Within weeks, CVSOs were posting questions multiple times a day — replacing email chains and 55-page manual searches with instant, AI-powered answers grounded exclusively in CDVA-approved resources. "A veteran is deceased — how do I arrange burial benefits?" "Is a merchant marine who served from 1978 to 1981 eligible for VA benefits?" The answers come back in seconds.

"The correct answer’s on Roundtable. This is the one-stop shop," said Winterrowd. "All of us are looking at the same document at the same time, and there's no variation among the group." Instead of CDVA staff manually updating file versions on SharePoint, Roundtable’s AI organizers automatically tag, summarize, and transcribe content — making every resource easier to find, understand, and use. 

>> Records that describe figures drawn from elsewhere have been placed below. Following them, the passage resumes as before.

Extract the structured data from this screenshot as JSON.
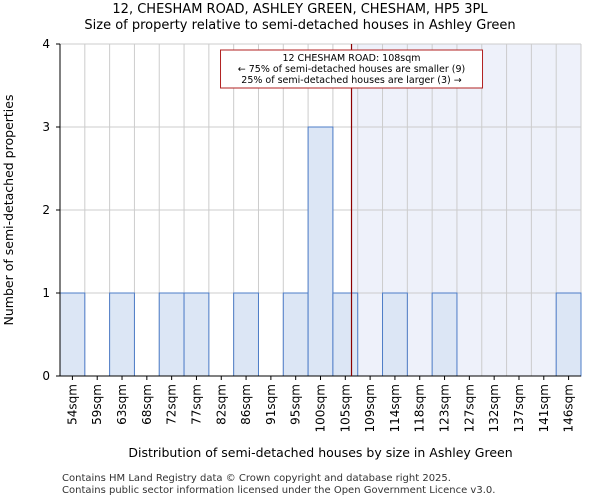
{
  "title_line1": "12, CHESHAM ROAD, ASHLEY GREEN, CHESHAM, HP5 3PL",
  "title_line2": "Size of property relative to semi-detached houses in Ashley Green",
  "footer_line1": "Contains HM Land Registry data © Crown copyright and database right 2025.",
  "footer_line2": "Contains public sector information licensed under the Open Government Licence v3.0.",
  "colors": {
    "bar_fill": "#dce6f5",
    "bar_stroke": "#4d7cc7",
    "highlight_fill": "#eef1fa",
    "marker_line": "#8b0000",
    "annotation_border": "#b22222",
    "grid": "#cccccc"
  },
  "chart_data": {
    "type": "bar",
    "title": "Size of property relative to semi-detached houses in Ashley Green",
    "xlabel": "Distribution of semi-detached houses by size in Ashley Green",
    "ylabel": "Number of semi-detached properties",
    "categories": [
      "54sqm",
      "59sqm",
      "63sqm",
      "68sqm",
      "72sqm",
      "77sqm",
      "82sqm",
      "86sqm",
      "91sqm",
      "95sqm",
      "100sqm",
      "105sqm",
      "109sqm",
      "114sqm",
      "118sqm",
      "123sqm",
      "127sqm",
      "132sqm",
      "137sqm",
      "141sqm",
      "146sqm"
    ],
    "values": [
      1,
      0,
      1,
      0,
      1,
      1,
      0,
      1,
      0,
      1,
      3,
      1,
      0,
      1,
      0,
      1,
      0,
      0,
      0,
      0,
      1
    ],
    "ylim": [
      0,
      4
    ],
    "yticks": [
      0,
      1,
      2,
      3,
      4
    ],
    "grid": true,
    "marker": {
      "value": 108,
      "label": "12 CHESHAM ROAD: 108sqm"
    },
    "annotation": {
      "line1": "12 CHESHAM ROAD: 108sqm",
      "line2": "← 75% of semi-detached houses are smaller (9)",
      "line3": "25% of semi-detached houses are larger (3) →"
    }
  }
}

"I'm excited about what AI is providing us," said Cowan. Roundtable’s integrated AI flips the old equation of "answer the same question 20 times" on its head. Now every answer becomes institutional knowledge, instantly captured and surfaced the next time someone asks. 

With Roundtable’s built-in security and privacy, state and county staff grew accustomed to seeking advice from both peers and AI Answers. "It's a closed environment," Cowan explained, "so it's a fail-safe kind of place."

Outreach is improving, too. Roundtable's ecosystem CRM gives state staff one shared source of truth for contacts — letting Amy Demenge, Colorado Women Veterans State Coordinator, streamline communications to over 900 women veterans from a single list that updates everywhere at once.

Technology that keeps up with public servants

On a recent "Look, Listen, and Learn" tour, a CVSO told his supervisor, unprompted, "Hey, one of the best things you've ever done is this Civic Roundtable thing." For Winterrowd, this was "instant gratification that we're providing them a tool that's actually working for them." 

Next, Cowan wants to bring the CDVA’s $2.4 million grants program into Roundtable so any VSO can connect a struggling veteran to the right resource on the spot. 

For a small team supporting 350,000+ veterans, the margin for wasted effort is zero. And Roundtable helped close that gap. More than a tool, it’s become the everyday infrastructure where work happens — helping VSOs provide America’s heroes with the services, benefits, and support they deserve.